Rory Kennedy and Vanessa Vadim are not happy. They hate talking to the press. They don’t want to discuss their famous parents. They don’t want to talk about their personal lives. They’re activists. They want to discuss issues. But to advance issues, you need to use the media. It’s a dilemma.
“It’s weird,” Vadim squirms. “All my life I have avoided publicity like the plague. I’ve deliberately walked behind cameras.”
Kennedy, asked a personal question, pleads, “Can’t we just talk about the issues?”
Sure, that’s fine. Although the irony is that, of course, it’s their quasi-celebrity status -- Rory is the youngest child of Robert and Ethel Kennedy; Vanessa, director Roger Vadim’s and Jane Fonda’s eldest child -- that gives them easy access to the media attention they now seek for their issues. So they grit their teeth and settle down at Coffee Shop in New York City’s Union Square, miserable, but prepared to answer questions. At least they get lunch.
Kennedy and Vadim, former Brown University classmates, are videomakers and co-founders of MayDay Media. Their plan is to make short videos to “fight racism, sexism, classism and homophobia,” and their first subject is AIDS prevention by needle exchange.
Why needle exchange for their first activist video?
“It brought together a whole range of issues I care about,” explains Kennedy. "Women’s health issues in particular. I majored in women’s studies in college. And I’d just finished working on a three-part documentary, Women of Substance, about women and drug use. It became clear to me that needle exchange works. I’m interested in what works."
Their video, Fire in Our House, tells the story. Almost three-quarters of all women and children with HIV can trace their exposure back to infected needles. Half the injection-drug users in New York City are thought to be HIV positive. The majority of all new HIV cases are related to needle use.
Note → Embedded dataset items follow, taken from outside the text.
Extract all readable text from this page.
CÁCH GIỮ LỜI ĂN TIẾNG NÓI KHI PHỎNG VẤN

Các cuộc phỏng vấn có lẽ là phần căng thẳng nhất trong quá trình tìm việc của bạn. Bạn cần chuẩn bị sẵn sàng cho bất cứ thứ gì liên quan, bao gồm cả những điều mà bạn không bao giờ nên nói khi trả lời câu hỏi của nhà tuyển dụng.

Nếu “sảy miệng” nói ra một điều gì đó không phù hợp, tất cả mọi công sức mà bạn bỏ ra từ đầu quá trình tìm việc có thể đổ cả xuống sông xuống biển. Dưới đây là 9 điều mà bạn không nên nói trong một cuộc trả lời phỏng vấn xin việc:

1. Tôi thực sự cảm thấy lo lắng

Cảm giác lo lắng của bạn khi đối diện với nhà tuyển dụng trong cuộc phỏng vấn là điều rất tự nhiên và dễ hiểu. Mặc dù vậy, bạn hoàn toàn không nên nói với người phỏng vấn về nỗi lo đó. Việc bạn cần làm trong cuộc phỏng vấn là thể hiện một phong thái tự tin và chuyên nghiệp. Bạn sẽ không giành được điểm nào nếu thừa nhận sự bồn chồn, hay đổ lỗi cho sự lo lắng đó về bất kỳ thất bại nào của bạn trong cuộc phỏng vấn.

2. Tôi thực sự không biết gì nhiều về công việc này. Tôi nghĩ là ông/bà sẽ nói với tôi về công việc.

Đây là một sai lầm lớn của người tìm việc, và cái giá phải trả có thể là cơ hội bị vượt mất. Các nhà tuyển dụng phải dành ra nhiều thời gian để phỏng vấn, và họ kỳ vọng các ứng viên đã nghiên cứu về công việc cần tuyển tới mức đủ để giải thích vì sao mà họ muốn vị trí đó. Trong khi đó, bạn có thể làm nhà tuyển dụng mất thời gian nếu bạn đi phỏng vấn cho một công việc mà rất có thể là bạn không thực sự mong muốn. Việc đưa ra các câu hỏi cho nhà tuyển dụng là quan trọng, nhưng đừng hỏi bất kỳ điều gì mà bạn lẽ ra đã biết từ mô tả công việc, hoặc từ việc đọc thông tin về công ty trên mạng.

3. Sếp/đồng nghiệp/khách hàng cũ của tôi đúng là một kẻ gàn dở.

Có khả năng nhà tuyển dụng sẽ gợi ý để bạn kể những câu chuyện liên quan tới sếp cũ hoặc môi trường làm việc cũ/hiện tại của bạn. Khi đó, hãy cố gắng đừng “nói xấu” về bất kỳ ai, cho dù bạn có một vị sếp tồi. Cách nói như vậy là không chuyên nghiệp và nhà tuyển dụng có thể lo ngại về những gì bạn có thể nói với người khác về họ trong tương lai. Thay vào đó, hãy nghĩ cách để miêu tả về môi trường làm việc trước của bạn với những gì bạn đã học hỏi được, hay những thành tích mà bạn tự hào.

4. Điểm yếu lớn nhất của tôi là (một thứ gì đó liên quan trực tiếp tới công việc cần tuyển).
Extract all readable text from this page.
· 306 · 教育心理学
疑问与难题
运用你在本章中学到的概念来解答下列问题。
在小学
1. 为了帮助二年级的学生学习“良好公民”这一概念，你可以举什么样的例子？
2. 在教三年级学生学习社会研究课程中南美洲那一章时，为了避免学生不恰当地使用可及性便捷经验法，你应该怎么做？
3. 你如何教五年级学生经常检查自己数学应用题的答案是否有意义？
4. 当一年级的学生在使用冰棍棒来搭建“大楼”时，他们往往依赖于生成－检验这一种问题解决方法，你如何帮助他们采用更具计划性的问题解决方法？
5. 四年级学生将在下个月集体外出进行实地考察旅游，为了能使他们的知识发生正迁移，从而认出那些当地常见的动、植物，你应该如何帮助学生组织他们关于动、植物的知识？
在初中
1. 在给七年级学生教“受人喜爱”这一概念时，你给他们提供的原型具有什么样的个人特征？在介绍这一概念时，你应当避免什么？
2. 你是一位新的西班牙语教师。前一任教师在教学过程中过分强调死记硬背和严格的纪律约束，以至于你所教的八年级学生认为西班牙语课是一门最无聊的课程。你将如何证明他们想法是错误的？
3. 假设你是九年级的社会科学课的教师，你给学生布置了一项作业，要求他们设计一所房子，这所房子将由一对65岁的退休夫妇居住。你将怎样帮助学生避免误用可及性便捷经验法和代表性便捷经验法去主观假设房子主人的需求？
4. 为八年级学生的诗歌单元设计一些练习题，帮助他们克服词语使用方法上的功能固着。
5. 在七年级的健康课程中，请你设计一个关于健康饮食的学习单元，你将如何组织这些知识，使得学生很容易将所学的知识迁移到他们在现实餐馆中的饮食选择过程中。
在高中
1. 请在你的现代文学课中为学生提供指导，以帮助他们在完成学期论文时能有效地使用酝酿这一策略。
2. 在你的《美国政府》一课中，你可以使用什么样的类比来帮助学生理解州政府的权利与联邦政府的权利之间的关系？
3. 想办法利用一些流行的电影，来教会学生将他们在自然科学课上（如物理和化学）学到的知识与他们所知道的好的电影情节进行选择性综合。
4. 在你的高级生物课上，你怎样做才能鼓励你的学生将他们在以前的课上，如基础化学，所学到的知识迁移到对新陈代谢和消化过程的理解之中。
“The facts are so clear,” says Kennedy. “Here’s something that could so easily save lives.” Fire in Our House shows how. It visits street exchange sites all over the country. It introduces us to clients and providers. Joyce Rivera-Beckman, who runs the St. Ann’s Corner of Harm Reduction in the Bronx describes one of her clients, Hakim. “Hakim is a member of the community. And one of the things Hakim does in his life is shoot up. But Hakim is also a father and a productive, valued citizen. If Hakim uses infected needles, it will affect his partner, and his family and his friends.”
Fire in Our House is not a neutral piece. It’s a short, opinionated video designed to make a concrete difference. With the documentary Kennedy and Vadim demonstrate a mastery of techniques picked-up from some unlikely sources.
The radical far-right has proven adept at mobilizing without the aid of mainstream media. The Christian Coalition is not making boring, one-shot documentaries for PBS. They and others are making short propaganda videos, such as The Gay Agenda, and passing them out in church parking lots, showing them in homes to small groups of neighbors or sending them to the Joint Chiefs of Staff and every member of Congress.
Fire in Our House has been conceived and distributed in the same guerrilla manner. It lists crucial organizations and publications. It urges viewers to volunteer at exchange sites. It comes with a resource guide that tells viewers exactly which legislators to lobby and how to do it. Kennedy and Vadim have already held a screening and discussion for about 150 members of Congress and their staffs. When we talked they were finalizing plans for a similar screening in Sacramento for California legislators (sponsored by Vadim’s stepfather, California assemblyman Tom Hayden). They want laws forbidding needle exchange reversed and they want the federal government to fund needle exchange as HIV prevention. They want drug treatment made universally and immediately available.
“Grassroots communities are asking for this kind of tool,” says Kennedy. “I’m in this as an activist, not a journalist.”
For Vadim it couldn’t be any other way. “Activism has always been my way of life. It’s what I breathed, ate and knew.” Raised in the California farmworkers’ struggle, she can remember being taken to a sit-in at Alcatraz when she was about one and a half. “I’ve been involved in anti-nuclear work and the anti-apartheid movement. I’m interested in environmental racism. And for the last seven years or so I’ve been doing queer liberation and AIDS activism.”
And, like Kennedy, she’s only 26. But these are no vacant, apathetic slackers.
“You know, I don’t get this whole Generation X thing,” says Vadim. "I see all these people my age doing incredible work -- human rights, legal defense, whatever. Of course, I come from a radical atmosphere, but we see people everywhere doing good work."
They both looked relieved when the questions ended.